I've always felt like an ugly duckling, since I was very young. I had glasses, I desperately needed braces but that wasn't going to happen anytime soon. I had giant hips and scraggly thin hair and stretch marks for days because of a huge growth spurt.
When I was 14 these girls at my school played a horrible prank on me, strongly implying I was a dog. It was really traumatizing because they did it in front of a lot of people, and I was alreay going through a tough time because my parents has recently divorced and remarried and all sorts.
I was shattered and so grateful I happened to be leaving that school. But my self esteem had been stomped on by a bunch of bitches. I developed an eating disorder, I weighed just over 50kgs at 175cm tall. I was self harming and I just felt worthless. I found it difficult to makes friends at my new school and just never felt accepted. I became depressed and bitter. And my parents never noticed.
It took six YEARS for me to kind of accept myself again.
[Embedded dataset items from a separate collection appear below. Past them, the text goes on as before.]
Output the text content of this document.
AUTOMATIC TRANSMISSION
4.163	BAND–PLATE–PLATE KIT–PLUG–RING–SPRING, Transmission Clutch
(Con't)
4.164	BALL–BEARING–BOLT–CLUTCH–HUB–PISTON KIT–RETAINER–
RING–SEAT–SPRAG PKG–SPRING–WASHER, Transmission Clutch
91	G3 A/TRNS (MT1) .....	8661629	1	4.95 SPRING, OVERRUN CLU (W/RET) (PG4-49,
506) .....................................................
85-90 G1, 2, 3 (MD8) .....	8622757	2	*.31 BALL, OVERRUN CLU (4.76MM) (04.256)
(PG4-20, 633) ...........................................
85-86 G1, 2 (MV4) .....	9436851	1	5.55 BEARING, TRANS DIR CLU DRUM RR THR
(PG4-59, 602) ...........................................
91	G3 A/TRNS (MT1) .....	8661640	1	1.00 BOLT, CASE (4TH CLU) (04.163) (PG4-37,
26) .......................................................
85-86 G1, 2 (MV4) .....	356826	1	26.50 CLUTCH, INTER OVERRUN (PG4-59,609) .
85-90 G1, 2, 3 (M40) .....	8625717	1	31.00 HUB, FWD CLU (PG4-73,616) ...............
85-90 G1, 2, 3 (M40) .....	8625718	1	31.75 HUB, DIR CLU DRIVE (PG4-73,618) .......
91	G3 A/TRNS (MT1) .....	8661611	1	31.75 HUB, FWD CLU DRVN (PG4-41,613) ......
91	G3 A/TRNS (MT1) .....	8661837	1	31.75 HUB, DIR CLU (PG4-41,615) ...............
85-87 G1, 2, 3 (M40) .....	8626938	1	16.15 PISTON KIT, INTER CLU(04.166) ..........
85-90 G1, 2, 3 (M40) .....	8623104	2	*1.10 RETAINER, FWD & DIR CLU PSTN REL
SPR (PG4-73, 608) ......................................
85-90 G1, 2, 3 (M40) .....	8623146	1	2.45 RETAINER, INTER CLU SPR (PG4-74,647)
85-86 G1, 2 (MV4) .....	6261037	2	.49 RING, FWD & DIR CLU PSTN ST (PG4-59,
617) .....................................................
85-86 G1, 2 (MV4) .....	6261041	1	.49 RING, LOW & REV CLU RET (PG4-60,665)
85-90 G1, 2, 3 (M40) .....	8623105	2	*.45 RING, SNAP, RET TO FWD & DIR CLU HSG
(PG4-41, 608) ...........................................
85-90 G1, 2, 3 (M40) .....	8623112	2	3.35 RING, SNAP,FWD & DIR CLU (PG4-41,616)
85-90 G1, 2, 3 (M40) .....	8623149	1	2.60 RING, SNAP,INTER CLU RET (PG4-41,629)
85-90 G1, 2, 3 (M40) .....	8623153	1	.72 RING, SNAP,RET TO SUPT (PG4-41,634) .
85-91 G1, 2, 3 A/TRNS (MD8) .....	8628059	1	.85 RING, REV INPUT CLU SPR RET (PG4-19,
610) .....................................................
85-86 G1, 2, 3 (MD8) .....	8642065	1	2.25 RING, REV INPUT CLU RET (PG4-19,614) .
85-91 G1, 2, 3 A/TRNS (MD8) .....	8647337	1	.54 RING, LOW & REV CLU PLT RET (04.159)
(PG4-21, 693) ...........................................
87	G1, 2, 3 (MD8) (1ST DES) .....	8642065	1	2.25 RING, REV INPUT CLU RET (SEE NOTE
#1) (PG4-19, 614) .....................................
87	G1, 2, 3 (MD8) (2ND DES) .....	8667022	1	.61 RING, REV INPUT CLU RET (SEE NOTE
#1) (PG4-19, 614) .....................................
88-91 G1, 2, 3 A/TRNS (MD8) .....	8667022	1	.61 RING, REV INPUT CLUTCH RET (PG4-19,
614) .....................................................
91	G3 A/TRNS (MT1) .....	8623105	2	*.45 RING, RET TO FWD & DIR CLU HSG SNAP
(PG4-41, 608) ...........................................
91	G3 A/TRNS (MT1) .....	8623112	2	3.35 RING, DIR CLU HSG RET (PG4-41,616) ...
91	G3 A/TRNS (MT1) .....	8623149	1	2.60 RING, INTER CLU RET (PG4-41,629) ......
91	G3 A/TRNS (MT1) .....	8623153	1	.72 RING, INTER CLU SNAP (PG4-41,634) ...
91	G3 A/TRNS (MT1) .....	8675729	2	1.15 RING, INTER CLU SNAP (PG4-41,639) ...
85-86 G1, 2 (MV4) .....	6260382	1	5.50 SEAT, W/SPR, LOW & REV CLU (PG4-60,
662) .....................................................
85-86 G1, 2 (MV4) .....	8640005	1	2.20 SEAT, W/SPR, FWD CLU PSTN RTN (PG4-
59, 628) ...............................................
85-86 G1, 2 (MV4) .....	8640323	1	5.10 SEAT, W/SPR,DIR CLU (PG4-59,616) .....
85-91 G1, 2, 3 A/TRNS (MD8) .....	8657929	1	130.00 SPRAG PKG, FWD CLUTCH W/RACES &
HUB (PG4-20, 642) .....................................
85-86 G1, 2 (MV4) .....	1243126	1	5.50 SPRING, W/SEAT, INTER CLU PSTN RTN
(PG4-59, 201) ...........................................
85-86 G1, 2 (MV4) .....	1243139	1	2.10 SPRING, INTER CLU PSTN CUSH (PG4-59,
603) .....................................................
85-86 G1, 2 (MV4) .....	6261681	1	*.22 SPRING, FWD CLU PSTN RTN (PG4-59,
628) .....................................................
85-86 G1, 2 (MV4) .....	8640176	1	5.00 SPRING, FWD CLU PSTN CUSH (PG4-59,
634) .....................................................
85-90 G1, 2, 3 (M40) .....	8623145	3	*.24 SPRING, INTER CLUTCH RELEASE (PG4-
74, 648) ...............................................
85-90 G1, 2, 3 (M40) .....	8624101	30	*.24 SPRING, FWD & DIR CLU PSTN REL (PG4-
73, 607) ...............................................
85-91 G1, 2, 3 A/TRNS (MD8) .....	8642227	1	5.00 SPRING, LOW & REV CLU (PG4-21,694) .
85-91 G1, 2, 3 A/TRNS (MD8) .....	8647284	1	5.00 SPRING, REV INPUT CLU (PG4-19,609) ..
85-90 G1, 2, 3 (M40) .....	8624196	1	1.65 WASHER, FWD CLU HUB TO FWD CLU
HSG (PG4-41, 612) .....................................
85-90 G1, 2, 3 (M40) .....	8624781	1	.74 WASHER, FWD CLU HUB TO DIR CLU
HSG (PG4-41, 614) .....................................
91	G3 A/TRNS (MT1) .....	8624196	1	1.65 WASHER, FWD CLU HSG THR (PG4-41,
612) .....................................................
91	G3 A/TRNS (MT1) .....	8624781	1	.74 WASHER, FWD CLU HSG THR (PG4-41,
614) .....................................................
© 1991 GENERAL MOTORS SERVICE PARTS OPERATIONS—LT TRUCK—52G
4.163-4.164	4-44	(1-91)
I was in my 20's, working and earning money so I could buy myself products for my hair and such. I also got braces. None of them did any miracles but it was an improvement.
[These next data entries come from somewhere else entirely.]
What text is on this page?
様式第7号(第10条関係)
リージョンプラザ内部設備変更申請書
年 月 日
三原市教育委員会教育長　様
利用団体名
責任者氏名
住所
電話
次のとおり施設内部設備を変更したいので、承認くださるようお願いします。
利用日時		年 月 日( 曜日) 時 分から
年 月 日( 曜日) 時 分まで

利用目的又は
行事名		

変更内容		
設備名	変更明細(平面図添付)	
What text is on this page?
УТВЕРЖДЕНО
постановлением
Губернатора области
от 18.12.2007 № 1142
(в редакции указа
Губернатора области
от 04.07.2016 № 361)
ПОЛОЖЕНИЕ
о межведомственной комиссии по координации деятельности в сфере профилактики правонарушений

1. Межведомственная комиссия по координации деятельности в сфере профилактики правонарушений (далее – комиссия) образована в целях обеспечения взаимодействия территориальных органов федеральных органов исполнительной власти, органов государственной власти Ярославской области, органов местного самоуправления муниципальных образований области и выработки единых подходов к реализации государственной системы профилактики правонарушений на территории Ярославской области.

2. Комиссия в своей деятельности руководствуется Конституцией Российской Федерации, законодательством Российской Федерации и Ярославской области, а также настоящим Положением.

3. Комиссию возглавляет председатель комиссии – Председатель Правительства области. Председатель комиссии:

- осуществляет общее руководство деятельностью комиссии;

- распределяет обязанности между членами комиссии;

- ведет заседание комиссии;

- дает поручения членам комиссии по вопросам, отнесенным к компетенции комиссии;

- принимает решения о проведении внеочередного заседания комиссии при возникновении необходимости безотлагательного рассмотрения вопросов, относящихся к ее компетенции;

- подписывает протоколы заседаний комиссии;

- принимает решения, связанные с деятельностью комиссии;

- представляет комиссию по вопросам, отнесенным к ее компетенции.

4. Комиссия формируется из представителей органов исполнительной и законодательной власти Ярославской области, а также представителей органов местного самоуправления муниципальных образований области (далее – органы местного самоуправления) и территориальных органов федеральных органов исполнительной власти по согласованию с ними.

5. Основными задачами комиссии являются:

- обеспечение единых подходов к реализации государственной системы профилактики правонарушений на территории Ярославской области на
I unfortunately have a condition whereby my teeth move around quite a bit so they've got wires glued to the back of them to help limit that, but they're not as straight as they used to be after the braces. I'm considering getting them again. And because of this condition my hair is also a mission it's very fine and thin and frizzy due to various deficiencies but no matter what I do and no matter how good I am at keeping my levels up, it's still a mess.
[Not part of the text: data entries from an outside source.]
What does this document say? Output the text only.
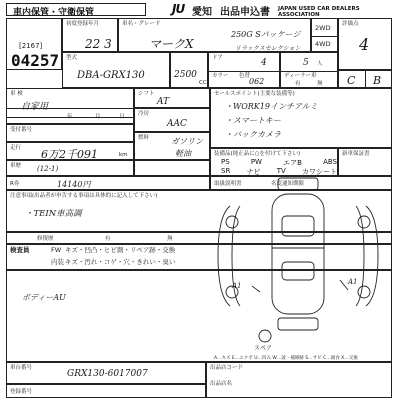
車内保管・守衛保管	JU 愛知 出品申込書 JAPAN USED CAR DEALERS ASSOCIATION
[2167]
04257
初度登録年月
22 3
車名・グレード
マークX
250G Sパッケージ
リラックスセレクション
2WD
4WD
評価点
4
型式
DBA-GRX130	2500
CC
ドア	4
カラー 色替
062
5 人
ディーラー車
有	無 C B
車 検
自家用
シフト
AT
セールスポイント(主要な装備等)
・WORK19インチアルミ
・スマートキー
・バックカメラ
年	月	日 冷房
AAC
受付番号
燃料	ガソリン
軽油
走行 6万2千091	km
車歴 (12-1)
装備品(純正品に○を付けて下さい)
PS	PW	エアB	ABS
SR ナビ TV カワシート
新車保証書
R券	14140円	取扱説明書	名変通知期限
注意事項(出品者が申告する事項は具体的に記入して下さい)
・TEIN車高調
修復歴	有	無
検査員	FW キズ・凹凸・ヒビ割・リペア跡・交換
内装 キズ・汚れ・コゲ・穴・きれい・臭い
ボディーAU
A1	A1
スペア
A…キズ E…エクボ U…凹み W…波・補修跡 S…サビ C…腐食 X…交換
車台番号
GRX130-6017007
登録番号
出品店コード
出品店名
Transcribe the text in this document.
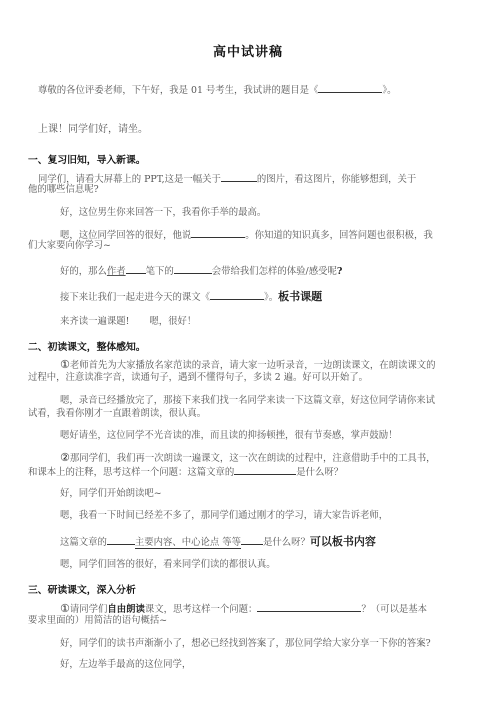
高中试讲稿
尊敬的各位评委老师，下午好，我是 01 号考生，我试讲的题目是《	》。
上课！同学们好，请坐。
一、复习旧知，导入新课。
同学们，请看大屏幕上的 PPT,这是一幅关于	的图片，看这图片，你能够想到，关于
他的哪些信息呢?
好，这位男生你来回答一下，我看你手举的最高。
嗯，这位同学回答的很好，他说	。你知道的知识真多，回答问题也很积极，我
们大家要向你学习~
好的，那么作者 笔下的	会带给我们怎样的体验/感受呢?
接下来让我们一起走进今天的课文《	》。板书课题
来齐读一遍课题! 嗯，很好！
二、初读课文，整体感知。
①老师首先为大家播放名家范读的录音，请大家一边听录音，一边朗读课文，在朗读课文的
过程中，注意读准字音，读通句子，遇到不懂得句子，多读 2 遍。好可以开始了。
嗯，录音已经播放完了，那接下来我们找一名同学来读一下这篇文章，好这位同学请你来试
试看，我看你刚才一直跟着朗读，很认真。
嗯好请坐，这位同学不光音读的准，而且读的抑扬顿挫，很有节奏感，掌声鼓励！
②那同学们，我们再一次朗读一遍课文，这一次在朗读的过程中，注意借助手中的工具书，
和课本上的注释，思考这样一个问题：这篇文章的	是什么呀？
好，同学们开始朗读吧~
嗯，我看一下时间已经差不多了，那同学们通过刚才的学习，请大家告诉老师，
这篇文章的	主要内容、中心论点 等等 是什么呀？可以板书内容
嗯，同学们回答的很好，看来同学们读的都很认真。
三、研读课文，深入分析
①请同学们自由朗读课文，思考这样一个问题：	？（可以是基本
要求里面的）用简洁的语句概括~
好，同学们的读书声渐渐小了，想必已经找到答案了，那位同学给大家分享一下你的答案?
好，左边举手最高的这位同学，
I also bought myself a microneedling pen so I can perform my own microneedling treatments. I do this on my face to limit ageing as well as on my stretch marks. Again, they haven't performed miracles but my stretch marks look a lot better than they used to.
Anyway, I digress.
I found out my husband cheated last year. I was devastated and told him I wanted a divorce. He begged me and said he was sorry and that he wouldn't ever do it again.
And you know what, he hasn't.
But it ruined my self esteem. He hasn't told me I'm pretty outside of the bedroom in forever. He says he doesn't know what's the right thing to say to me.
I know I'm a plain Jane, I know I'm not gorgeous. But I feel like that's the reason why he cheated. I do everything for him. My life revolves around him and our household. I encourage him when he's down, I praise him when he does well. I console him when he's had a bad day and I congratulate him when he gets accolades. I cook and clean and make sure he's got lunch and dinner, most of the time anyway. His clothes are always washed and ironed, and I do all this while having a full time job myself.
The only place I am slacking is my looks. I've been so down about this lately, I just don't feel like I'm ever going to feel better. I'm always going to compare myself to other women, always going to hate myself. I know it's so superficial, but I guess because I was told from a young age I'm ugly it's just always going to be in the back... Or the front... Of my mind.